Wer aber könnte ausschließen, daß sich uns der Himmel öffnet, sobald der Arzt unseren Totenschein ausgestellt hat. Wäre es so, und das bleibt bis dahin wissenschaftlich mindestens offen, dann würden wir hineingerissen in ein faszinierend überwältigendes Wunder, ganz gleich ob wir es gegenwärtig glauben oder nicht.

Obwohl wir Einblicke in den Himmel bestenfalls gespiegelt, „wie in einem Spiegel“ heißt es in der Bibel (1. Kor 13,12), gewinnen, und Spiegel waren damals recht unpräzis, so lassen sich über den Himmel Christi doch in theologischen Meditationen und Assoziationen Einsichten gewinnen. Und die sind nicht aus der Luft gegriffen. In 2000 Jahren ist eine erfahrungsbasierte Gewissheit entstanden, die zahllose Menschen getragen hat und immer noch trägt. In Ihrem Gefolge versuche ich mich kreisend dem Geheimnis des Himmels zu nähern und Blicke hinein zu werfen. Es ist ein tastender Schritt hinein in eine lutherische Mystagogie, eine Einführung und Einübung in die Mysterien des christlichen Lebens.

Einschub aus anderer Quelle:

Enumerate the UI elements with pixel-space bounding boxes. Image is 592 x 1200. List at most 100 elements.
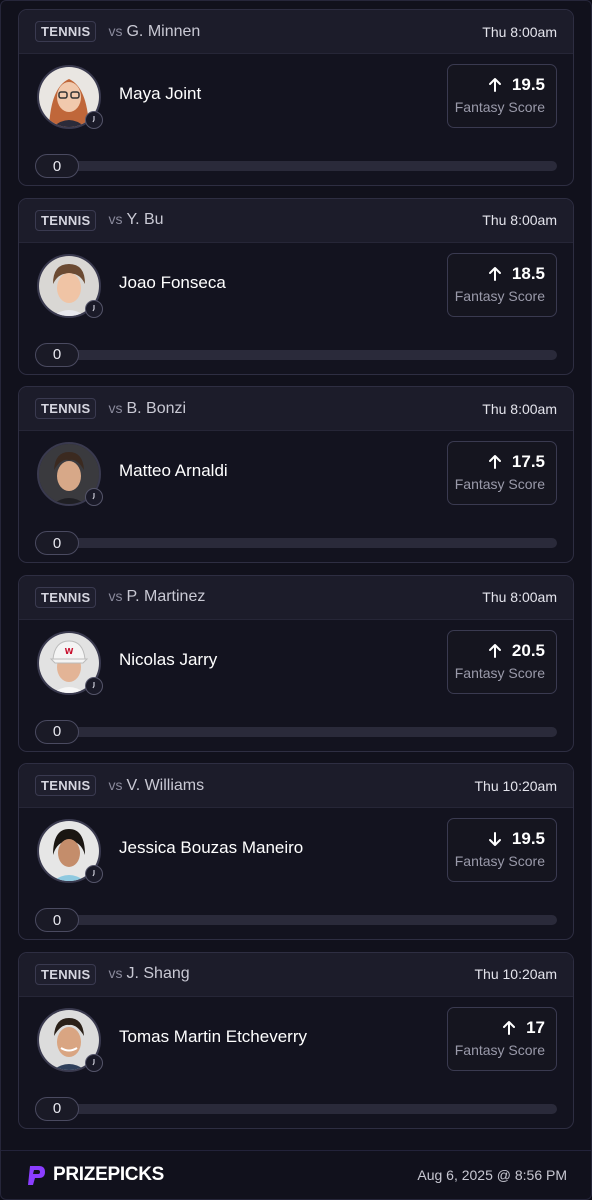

Auf der Suche nach dem Himmel folge ich den Christusfesten, die als Leitfaden des Glaubens die entscheidenden Stationen der Biographie Jesu Christi feiern. Sie alle haben ihre thematische Mitte und historische Erdung in Jesus Christus, dem Mensch gewordenen Gott, den wir Christen als Gottes Sohn erfahren, definieren, glauben, und verehren. In allen Christusfesten, die wir auf Erden feiern, begegnet Christus im Himmel verwurzelt und auf dem Weg zu jedem Einzelnen von uns mit dem lockenden Willen, uns in sein himmlisches, liebendes Leben hineinzuziehen. Als Teilhaber der Heiligen Dreieinigkeit Gottes hat er ganz eindeutig in Gott Ursprung und Ziel, ist also beheimatet im „Himmel“, dem Liebes- und Machtzentrum Gottes.

Die Christus-Feste beschreiben die Stationen eines Weges, den Gott, Schöpfer und Herr der Welt, in verblüffend demütiger Liebe gegangen ist. Auf diesem Weg nach unten hat Gott uns mit seiner Einladung nach oben seinen Himmel geöffnet. In dieser Richtung liegt immer noch das Ziel des irdischen Menschen, den Ewigkeitssehnsucht treibt. Weil der Mensch Bild Gottes ist, konnte es nie anders sein. Der Marxist Ernst Bloch nannte es „Heimat“, „worin noch niemand war“. Ich nenne es mit der christlichen Tradition „Himmel“, aus dem Jesus kam; und in dem Jesus jetzt mit den vollendet Erlösten lebt und auf zu Erlösende wartet.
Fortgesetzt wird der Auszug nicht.